Alors je ne dors pas. Il a fini par quitter mon lit, boire un peu, il m’a fait peine à voir, il a dû s’y reprendre à deux fois pour trouver sa gamelle, puis il est sorti direction le couloir, où est la nourriture. Je l’y ai amené, j’ai sorti l’écuelle de la gamelle à puce, parce que je commence à voir que ça le retient un peu de manger et que la pâtée un peu sèche ne le dérange nullement.

Après avoir bien mangé, il est revenu d’un pas plus assuré, a sauté sur le lit pour s’installer sur l’oreiller.
Et soudain, alors je m’occupe à ne pas dormir ni trop sentir, j’entends ce bruit régulier que j’avais cherché en vain aujourd’hui et une bonne partie d’hier: il me regarde et il ronronne.

Il n’a pas dit son dernier mot.

Vous pouvez suivre le grand huit de la glycémie en temps réel.

Sept mois sans Tounsi [fr]

[en] Grieving Tounsi, 7 months in.

Aujourd’hui je me sens vide plutôt que triste, mais quand je plonge mon regard dans ce vide, je vois qu’il est encore rempli de larmes qui ne veulent pas sortir.
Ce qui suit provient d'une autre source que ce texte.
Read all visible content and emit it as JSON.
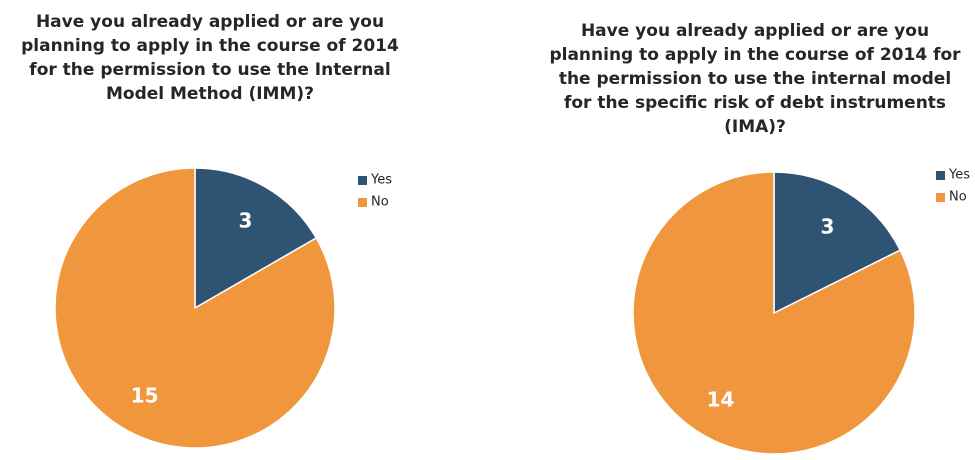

Ah, mon petit deuil de chat. A l’échelle des drames de la vie, ça paraît bien mineur. Mais à l’échelle de la peine dans mon coeur, c’est clairement majeur. On ne fait pas de concours de peine. Chacun la sienne ou les siennes, la peine c’est la peine. On doit vivre avec.

Vivre avec l’absence, l’absence irrémédiable. Je n’y pense plus trop, à vrai dire, mais dessous, la peine est là, et je me traine, dans mes jours, mes nuits aussi parfois. Mes semaines et mes mois et mon absence de chat. J’aimerais ne plus avoir de peine. J’aimerais qu’il y ait de la place dans mon coeur pour Erica, mais je vois bien que c’est trop tôt, et ça me fait double peine, du coup. J’aimerais pouvoir penser à mon drôle de chat gris et blanc avec tendresse et sans fondre en larmes, sans vouloir si fort son retour qui n’aura jamais lieu.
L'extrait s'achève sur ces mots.